Pero lo más sorprendente de todo fue que hablamos. A esas alturas yo ya sabía inglés y no tuvimos ningún problema para entendernos. M. se comportó con una extraordinaria cortesía; me preguntó infinidad de cosas sobre mi vida y consiguió que pareciera que le interesaban las respuestas. Al final de la cena me embargaba esa aleteante excitación que una siente cuando acaba de conocer a alguien, y le ha notado muy cerca, y desea acercarse aún mucho más. O sea, me puse coqueta, que es un estado delicioso. Me gustaba su sobriedad, su amabilidad algo envarada y esa tristeza de fondo, tan hermética. Sin duda M. seguía teniendo la Marca.

Dicen que la felicidad no tiene historia. Pero sí que la tiene, lo que pasa es que cuando la cuentas suena ridícula. En los festivales de cine, en donde los jurados se ven forzados a convivir durante varios días, a menudo sucede que se crean dos grupos, a veces ásperamente enemistados. En nuestro caso también hubo algún que otro conato de enfrentamiento pero, cosa extraordinaria, M. y yo estábamos siempre de acuerdo. Formamos un núcleo de una solidez inquebrantable, al que se adherían pasajeramente unos u otros miembros del jurado; y al final conseguimos que salieran premiadas nuestras películas, es decir, aquellas producciones por las que apostábamos. Nos reímos mucho; nos apoyamos mucho; alcanzamos una enorme complicidad, una extraña intimidad de equipo frente a los otros. Desayunábamos juntos, pasábamos la jornada entera juntos, cenábamos juntos, tomábamos copas juntos y nos separábamos durante apenas seis horas de sueño por las noches. A medida que pasaban los días, nos agarrábamos más del brazo, nos tocábamos la mano, nos tocábamos la rodilla, nos tocábamos todo lo que podíamos manteniendo la apariencia de un roce casual o de una demostración de puro afecto amistoso. Fueron unos días frenéticos.

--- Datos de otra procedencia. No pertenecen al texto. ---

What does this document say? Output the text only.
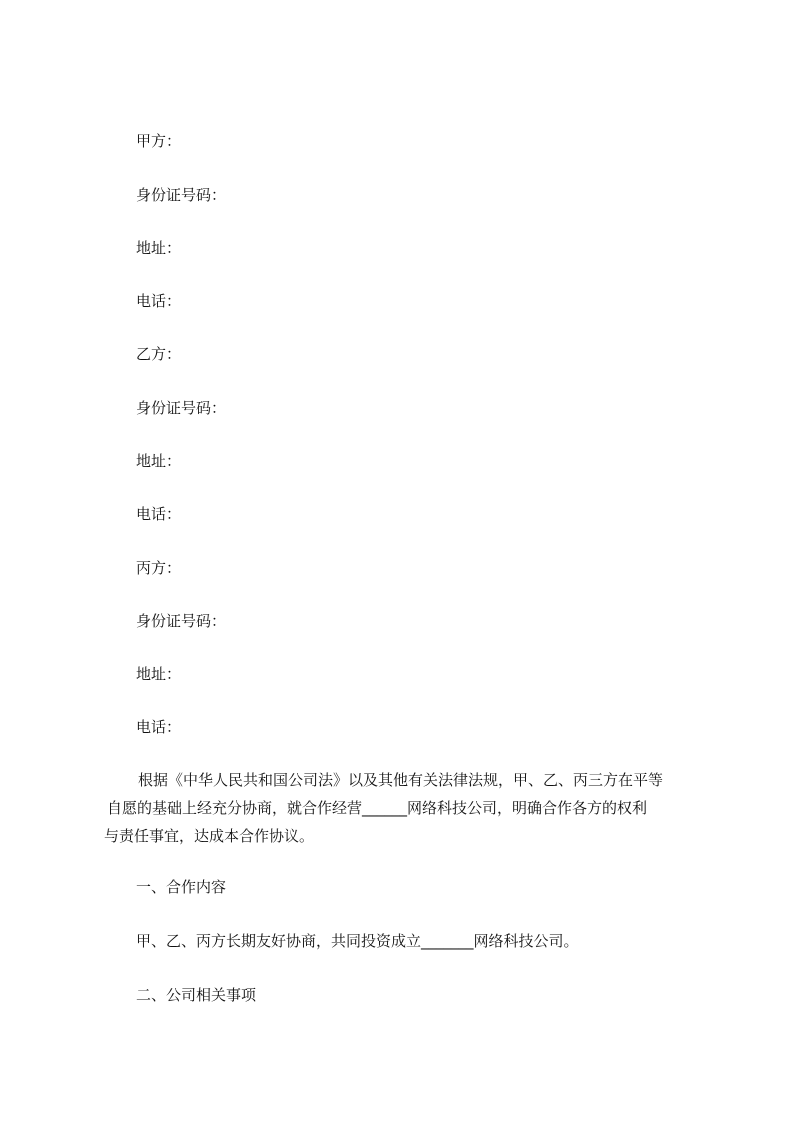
甲方：
身份证号码：
地址：
电话：
乙方：
身份证号码：
地址：
电话：
丙方：
身份证号码：
地址：
电话：
根据《中华人民共和国公司法》以及其他有关法律法规，甲、乙、丙三方在平等
自愿的基础上经充分协商，就合作经营______网络科技公司，明确合作各方的权利
与责任事宜，达成本合作协议。
一、合作内容
甲、乙、丙方长期友好协商，共同投资成立_______网络科技公司。
二、公司相关事项
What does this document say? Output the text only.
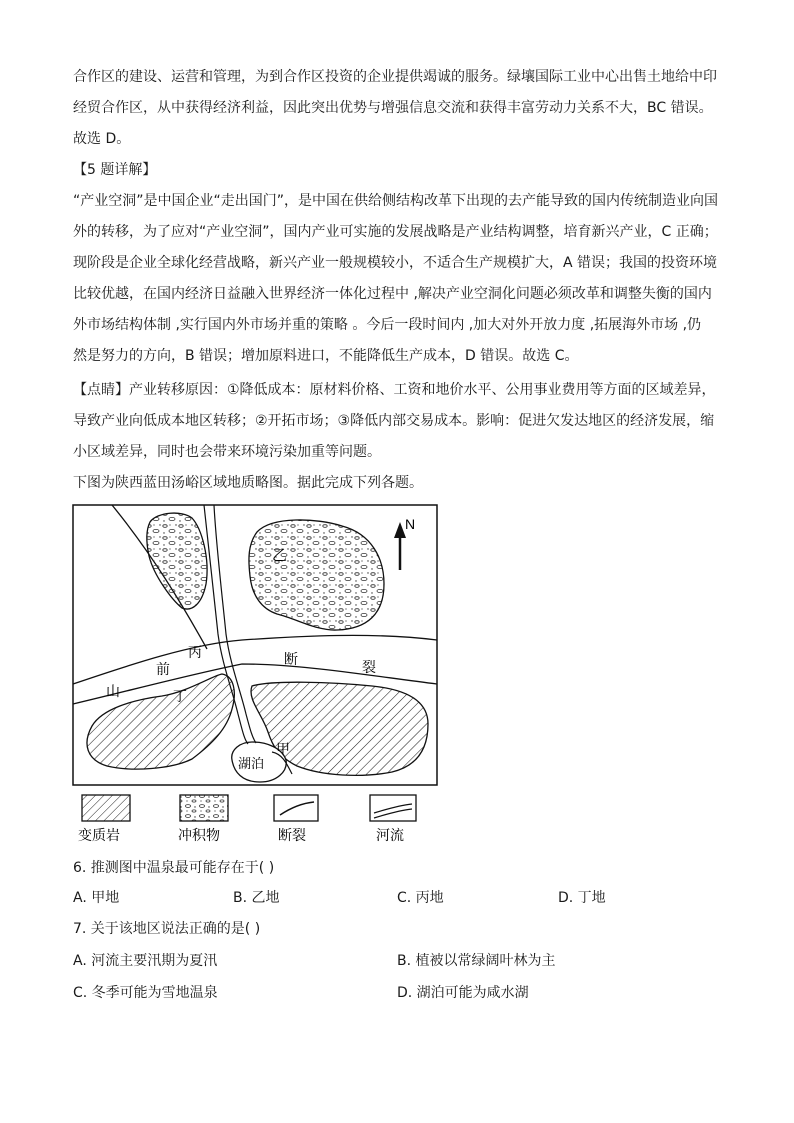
合作区的建设、运营和管理，为到合作区投资的企业提供竭诚的服务。绿壤国际工业中心出售土地给中印
经贸合作区，从中获得经济利益，因此突出优势与增强信息交流和获得丰富劳动力关系不大，BC 错误。
故选 D。
【5 题详解】
“产业空洞”是中国企业“走出国门”，是中国在供给侧结构改革下出现的去产能导致的国内传统制造业向国
外的转移，为了应对“产业空洞”，国内产业可实施的发展战略是产业结构调整，培育新兴产业，C 正确；
现阶段是企业全球化经营战略，新兴产业一般规模较小，不适合生产规模扩大，A 错误；我国的投资环境
比较优越，在国内经济日益融入世界经济一体化过程中 ,解决产业空洞化问题必须改革和调整失衡的国内
外市场结构体制 ,实行国内外市场并重的策略 。今后一段时间内 ,加大对外开放力度 ,拓展海外市场 ,仍
然是努力的方向，B 错误；增加原料进口，不能降低生产成本，D 错误。故选 C。
【点睛】产业转移原因：①降低成本：原材料价格、工资和地价水平、公用事业费用等方面的区域差异，
导致产业向低成本地区转移；②开拓市场；③降低内部交易成本。影响：促进欠发达地区的经济发展，缩
小区域差异，同时也会带来环境污染加重等问题。
下图为陕西蓝田汤峪区域地质略图。据此完成下列各题。
N
乙
丙
前
山	丁
断	裂
甲
湖泊
变质岩	冲积物	断裂	河流
6. 推测图中温泉最可能存在于( )
A. 甲地	B. 乙地	C. 丙地	D. 丁地
7. 关于该地区说法正确的是( )
A. 河流主要汛期为夏汛	B. 植被以常绿阔叶林为主
C. 冬季可能为雪地温泉	D. 湖泊可能为咸水湖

Al final, en la jornada de clausura, en nuestra última noche, los dos sabíamos lo que iba a suceder sin necesidad de decirnos nada. Esa es una de las pocas ventajas de la edad, que uno se ahorra mucha palabrería. Nos escapamos de la ceremonia de entrega de premios, nos fuimos a mi habitación y pedimos una cena opípara al room service. Ni la probamos. Otra de las ventajas de la edad: no hay que fingir orgasmos, no hay que dar grititos innecesarios y, en general, uno ya sabe dónde colocar los codos y las rodillas. No nos sobró ninguna articulación en esa noche. Podríamos haber hecho el amor varios días antes, pero habíamos disfrutado del aplazamiento, de la promesa tácita, de los roces crecientes, de la oferta de ese cuerpo que es un tesoro que nos aguarda, del deseo que se tensa y se exacerba. Me deleité sacando a la luz cada centímetro de la piel de M. Su cuerpo delgado, menos musculoso que antes; su carne madura, más descolgada y blanda. Pero también más elocuente. Me gustaron sus caderas de hombre mayor, la manera en que cedían bajo mis dedos, la larga historia personal que me contaba su piel. Hicimos el amor con fiereza y ansiedad adolescente, y luego con golosa lentitud de adultos, y después con una sensualidad obsesiva e intemporal. Raras veces he sentido tanto a un hombre. Fue un festín.